O cartão que faltava
É a terceira vez que relato esta história que consta do meu primeiro livro "Começa Assim", hoje esgotado. Conto-a novamente para responder a uma mãe, compreensivelmente desesperada com a perda de um filho jovem num desastre de moto. Creio ser esta a maior dor do ser humano. É uma tentativa de passar-lhe algum consolo.
O fato ocorreu com alguém muito próximo a mim, um homem, então na faixa dos 60, acima de qualquer suspeita em termos éticos, mas bastante descrente, embora curioso em questões espirituais. Ele era sempre convidado por um colega de trabalho, para assistir a uma reunião espírita vespertina, mesa branca, que acontecia aos sábados na sala de jantar de sua casa, em São Paulo. Numa tarde gelada de junho, contrariando seu comodismo, resolveu ir, de repente, surpreendendo os familiares. Justo num dia chuvoso e frio? Nem ele sabia o porquê da resolução intempestiva.
Chegou atrasado porque fora de Expresso Luxo e não calculou o horário. Sentou-se no fundo da sala para não atrapalhar a concentração. Percebeu logo que se tratava de um encontro sério de pessoas que acreditavam na proposta kardecista. A reunião já estava quase no fim quando uma senhora que psicografava perguntou "quem é fulano?". Levou um susto quando ouviu seu nome mencionado. "Tenho uma mensagem para o senhor: rosas para você mamãe, um beijo, Bebel". Do susto passou para o aturdimento: que mensagem seria aquela? Não conhecia nenhuma Bebel e nem entendia a expressão cifrada. Antes de sair alguém lhe entregou a frase escrita num cartão.

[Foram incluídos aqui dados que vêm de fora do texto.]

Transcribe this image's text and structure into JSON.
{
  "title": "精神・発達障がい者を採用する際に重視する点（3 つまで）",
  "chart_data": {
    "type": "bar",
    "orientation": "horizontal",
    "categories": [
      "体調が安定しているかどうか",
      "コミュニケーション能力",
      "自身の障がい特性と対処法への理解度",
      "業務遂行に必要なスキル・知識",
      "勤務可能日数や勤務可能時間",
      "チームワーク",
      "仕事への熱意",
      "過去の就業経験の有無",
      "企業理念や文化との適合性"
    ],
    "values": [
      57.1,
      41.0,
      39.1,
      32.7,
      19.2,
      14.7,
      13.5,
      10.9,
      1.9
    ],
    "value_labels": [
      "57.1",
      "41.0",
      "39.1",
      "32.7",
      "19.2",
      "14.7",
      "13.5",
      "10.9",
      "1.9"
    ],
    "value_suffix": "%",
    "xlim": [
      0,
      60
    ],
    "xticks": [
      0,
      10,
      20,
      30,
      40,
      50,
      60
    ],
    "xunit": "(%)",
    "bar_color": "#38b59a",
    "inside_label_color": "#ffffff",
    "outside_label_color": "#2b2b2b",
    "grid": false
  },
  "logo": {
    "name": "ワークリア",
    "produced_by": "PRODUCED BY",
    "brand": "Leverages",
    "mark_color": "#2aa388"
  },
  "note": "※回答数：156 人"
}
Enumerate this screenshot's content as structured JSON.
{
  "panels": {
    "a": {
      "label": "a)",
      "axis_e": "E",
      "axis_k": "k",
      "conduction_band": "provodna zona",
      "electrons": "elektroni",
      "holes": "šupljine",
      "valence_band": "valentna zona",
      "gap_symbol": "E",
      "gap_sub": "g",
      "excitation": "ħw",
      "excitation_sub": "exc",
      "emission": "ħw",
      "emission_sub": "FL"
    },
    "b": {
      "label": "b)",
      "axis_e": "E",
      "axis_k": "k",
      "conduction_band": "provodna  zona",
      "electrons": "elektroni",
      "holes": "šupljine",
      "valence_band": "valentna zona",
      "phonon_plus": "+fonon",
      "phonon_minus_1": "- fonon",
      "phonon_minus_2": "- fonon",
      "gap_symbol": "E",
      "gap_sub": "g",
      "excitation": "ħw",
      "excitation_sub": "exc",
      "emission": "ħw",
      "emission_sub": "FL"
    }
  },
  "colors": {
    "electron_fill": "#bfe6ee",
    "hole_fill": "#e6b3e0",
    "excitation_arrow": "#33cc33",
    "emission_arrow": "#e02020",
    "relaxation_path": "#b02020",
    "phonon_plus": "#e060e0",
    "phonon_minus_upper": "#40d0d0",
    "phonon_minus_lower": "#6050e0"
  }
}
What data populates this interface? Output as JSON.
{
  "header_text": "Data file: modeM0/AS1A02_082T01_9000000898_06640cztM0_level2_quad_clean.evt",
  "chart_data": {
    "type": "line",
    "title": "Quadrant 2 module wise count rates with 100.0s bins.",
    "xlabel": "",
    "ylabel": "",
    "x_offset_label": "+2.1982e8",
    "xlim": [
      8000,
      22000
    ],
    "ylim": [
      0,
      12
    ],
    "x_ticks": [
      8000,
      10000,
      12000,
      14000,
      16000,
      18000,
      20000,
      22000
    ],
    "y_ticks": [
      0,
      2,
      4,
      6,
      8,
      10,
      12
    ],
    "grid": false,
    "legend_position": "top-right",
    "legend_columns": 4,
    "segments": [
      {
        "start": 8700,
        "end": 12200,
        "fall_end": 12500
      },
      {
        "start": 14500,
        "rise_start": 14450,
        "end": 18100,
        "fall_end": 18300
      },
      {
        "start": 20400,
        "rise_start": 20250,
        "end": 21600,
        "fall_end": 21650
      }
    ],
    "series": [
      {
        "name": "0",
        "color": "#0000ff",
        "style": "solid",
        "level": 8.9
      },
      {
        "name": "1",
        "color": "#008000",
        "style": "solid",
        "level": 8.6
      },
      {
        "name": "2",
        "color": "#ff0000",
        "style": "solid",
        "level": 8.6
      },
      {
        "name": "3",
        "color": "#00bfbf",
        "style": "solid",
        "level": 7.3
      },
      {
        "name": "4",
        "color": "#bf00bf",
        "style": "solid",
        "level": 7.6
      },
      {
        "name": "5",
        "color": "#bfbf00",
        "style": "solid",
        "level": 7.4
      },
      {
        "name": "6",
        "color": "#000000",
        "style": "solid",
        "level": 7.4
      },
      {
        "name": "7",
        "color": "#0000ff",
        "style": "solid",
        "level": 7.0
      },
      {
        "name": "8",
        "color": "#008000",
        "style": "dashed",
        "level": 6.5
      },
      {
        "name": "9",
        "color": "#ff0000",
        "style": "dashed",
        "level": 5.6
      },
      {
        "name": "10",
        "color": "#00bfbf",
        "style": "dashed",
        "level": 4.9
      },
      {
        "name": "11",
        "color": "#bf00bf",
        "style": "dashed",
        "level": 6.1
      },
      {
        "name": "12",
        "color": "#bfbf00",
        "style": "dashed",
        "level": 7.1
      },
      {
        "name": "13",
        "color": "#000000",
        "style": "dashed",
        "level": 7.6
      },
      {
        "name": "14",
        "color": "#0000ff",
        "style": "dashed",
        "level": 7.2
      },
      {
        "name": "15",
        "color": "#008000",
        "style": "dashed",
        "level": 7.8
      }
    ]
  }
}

Eram sete da noite e o senhor subiu a Av. Paulista à procura de um táxi. Num lance, sem que estivesse pensando nisso, veio-lhe à mente um amigo que morava na Alameda Eugênio de Lima e que não via há vinte anos pelo menos. Contrariando seus hábitos recolhidos resolveu visitá-lo - será que ainda moraria na mesma casa? - e quando se deu conta, tocava a campainha.
Foi recebido com alegria e surpresa; ele e a esposa o fizeram ficar para jantar. Ao saírem da mesa, depois de deliciosas recordações dos velhos tempos, a anfitriã pediu licença para buscar o cafezinho. Foi quando o amigo abaixou a voz e sussurrou-lhe "você nem imagina o bem que nos fez vindo aqui hoje; é aniversário da Silvia (a esposa), mas ela nem mencionou. Com certeza você não soube que a nossa única filha, além dos dois homens, Isabel, morreu num acidente de carro há onze meses. Mesmo casada, morava aqui do lado. Parece que ainda estou vendo a nossa filha entrar por essa porta como fazia todos os anos trazendo rosas vermelhas, as preferidas da mãe e cantando alto o parabéns a você mamãe"
Ele entendeu tudo e com muita emoção relatou ao pai, que não conseguiu conter o choro. Foi uma situação intensa. Tanto é que ele nem quis esperar a volta da senhora. Saiu rápido deixando o momento íntimo para o casal, já que havia sido apenas o veículo portador. Ao sair e passar próximo à mesa em que estava um vaso de rosas, compradas pelo amigo para animar a esposa, tirou o cartão do bolso e deixou-o ao lado. Era o que faltava fazer.